Pour les Pères latins.
Saint Augustin développera à fond, mieux qu’aucun autre Père, le thème de l’humilité. Si l’orgueil, comme recherche de sa propre gloire, est égocentrisme total, l’humilité en revanche pousse l’homme à reconnaître sa condition d’homme et à vivre sa vie dans l’accomplissement de la volonté de Dieu. L’humilité est simplicité et esprit d’enfance, pauvreté en esprit ; elle est la note dominante de la vie spirituelle et le fondement de toutes les vertus.
Pour conclure, référons-nous à François d’Assise, l’humble, le pauvre et le pacifique et à son Admonition XIX.
Admonition XIX – De l’humble serviteur de Dieu.

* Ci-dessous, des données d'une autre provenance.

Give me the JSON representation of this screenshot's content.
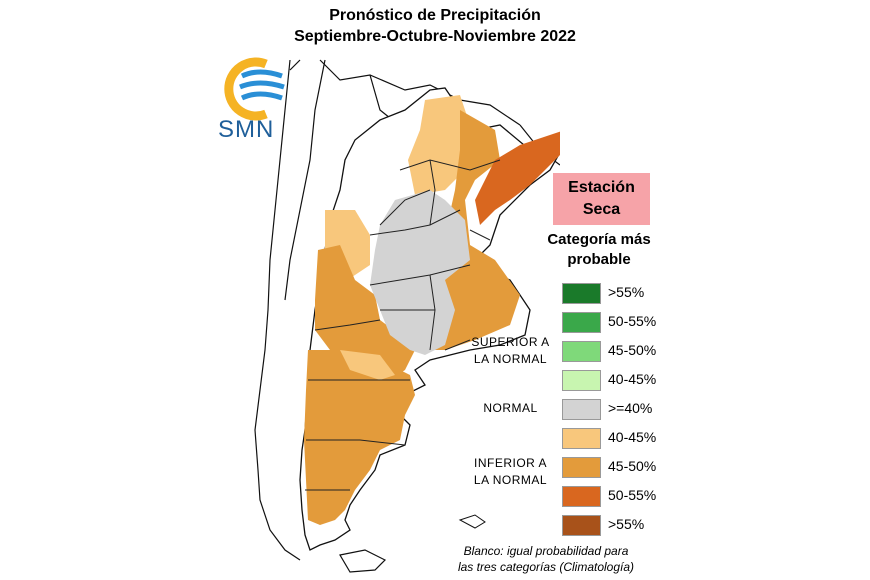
{
  "title": {
    "line1": "Pronóstico de Precipitación",
    "line2": "Septiembre-Octubre-Noviembre 2022"
  },
  "logo": {
    "text": "SMN",
    "icon": "smn-sun-wave-logo"
  },
  "season_badge": {
    "line1": "Estación",
    "line2": "Seca"
  },
  "category_heading": {
    "line1": "Categoría más",
    "line2": "probable"
  },
  "legend": [
    {
      "label": ">55%",
      "color": "#1a7a2a"
    },
    {
      "label": "50-55%",
      "color": "#3aa84a"
    },
    {
      "label": "45-50%",
      "color": "#7fd97a"
    },
    {
      "label": "40-45%",
      "color": "#c8f5b0"
    },
    {
      "label": ">=40%",
      "color": "#d3d3d3"
    },
    {
      "label": "40-45%",
      "color": "#f8c77c"
    },
    {
      "label": "45-50%",
      "color": "#e39b3b"
    },
    {
      "label": "50-55%",
      "color": "#d9671f"
    },
    {
      "label": ">55%",
      "color": "#a8521a"
    }
  ],
  "groups": {
    "superior": {
      "line1": "SUPERIOR A",
      "line2": "LA NORMAL"
    },
    "normal": "NORMAL",
    "inferior": {
      "line1": "INFERIOR A",
      "line2": "LA NORMAL"
    }
  },
  "note": {
    "line1": "Blanco: igual probabilidad para",
    "line2": "las tres categorías (Climatología)"
  }
}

Bienheureux le serviteur qui ne se tient pas pour meilleur lorsqu’il est magnifié et exalté par les hommes que lorsqu’il est tenu pour vil, simple et méprisé ; car autant vaut l’homme devant Dieu, autant il vaut et pas plus. Malheur à ce religieux qui a été élevé par les autres et par sa volonté refuse de descendre. Et bienheureux ce serviteur qui, élevé malgré sa volonté, désire toujours être sous les pieds des autres.